As I sit in my small apartment, I am overwhelmed with the thought of being a victim of Parkinson’s Disease. I always had a sneaking suspicion that I would get it; it’s not just my extreme paranoia— it’s the way the disease runs in my family. My Grandfather was one of its earliest victims and my more recent memories of my father, slowly succumbing to its persistent effects, haunt me.
I’ve grown an unbearable sense of dread as I keep noticing the slow movements in my hands, my droopy face and my slowness of speech, day after day. My friends tell me I’m being overly dramatic, but deep down I know that I am now going through what my family has gone through since two generations before me.
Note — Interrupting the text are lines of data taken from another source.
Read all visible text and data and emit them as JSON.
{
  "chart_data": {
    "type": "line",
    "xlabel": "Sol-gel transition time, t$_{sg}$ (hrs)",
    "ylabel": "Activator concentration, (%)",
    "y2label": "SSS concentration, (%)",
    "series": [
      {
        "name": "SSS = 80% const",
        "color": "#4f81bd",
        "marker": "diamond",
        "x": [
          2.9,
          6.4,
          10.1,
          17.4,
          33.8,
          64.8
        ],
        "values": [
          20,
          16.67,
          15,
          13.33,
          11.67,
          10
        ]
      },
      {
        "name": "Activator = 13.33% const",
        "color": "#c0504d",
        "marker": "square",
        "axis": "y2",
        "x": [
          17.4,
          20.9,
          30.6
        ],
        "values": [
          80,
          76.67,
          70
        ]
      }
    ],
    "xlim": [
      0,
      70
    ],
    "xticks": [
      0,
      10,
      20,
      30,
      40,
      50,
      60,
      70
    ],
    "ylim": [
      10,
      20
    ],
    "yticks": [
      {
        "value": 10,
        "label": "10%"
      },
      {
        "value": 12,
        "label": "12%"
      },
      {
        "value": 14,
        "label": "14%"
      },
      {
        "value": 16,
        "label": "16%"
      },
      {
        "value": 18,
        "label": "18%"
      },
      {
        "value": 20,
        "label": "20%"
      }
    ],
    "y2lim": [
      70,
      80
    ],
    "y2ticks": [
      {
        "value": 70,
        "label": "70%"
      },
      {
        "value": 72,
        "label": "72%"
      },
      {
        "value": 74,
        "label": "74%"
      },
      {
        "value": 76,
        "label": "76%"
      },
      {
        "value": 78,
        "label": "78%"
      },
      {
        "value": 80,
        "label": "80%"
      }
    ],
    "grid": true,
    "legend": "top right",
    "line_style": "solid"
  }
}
My life has already taken a significant step back since my diagnosis. My hobbies, writing and playing drums, have been taken away from me. My hands shake and become misaligned with little control over them. I struggle to express my thoughts in writing with my rapidly declining cognitive abilities. I can’t help but feel angry and frustrated with a disease that has taken away so much from me.
I had hoped for a better future, but all signs point to an inevitable fate. I have grown to accept my disease, but finding solace in it has been an insurmountable challenge. Despite my best efforts to stay positive, I know that things will only get worse from here. From a vibrant life to the unknown future, Parkinson’s has upturned my world and I am now a prisoner of its effects.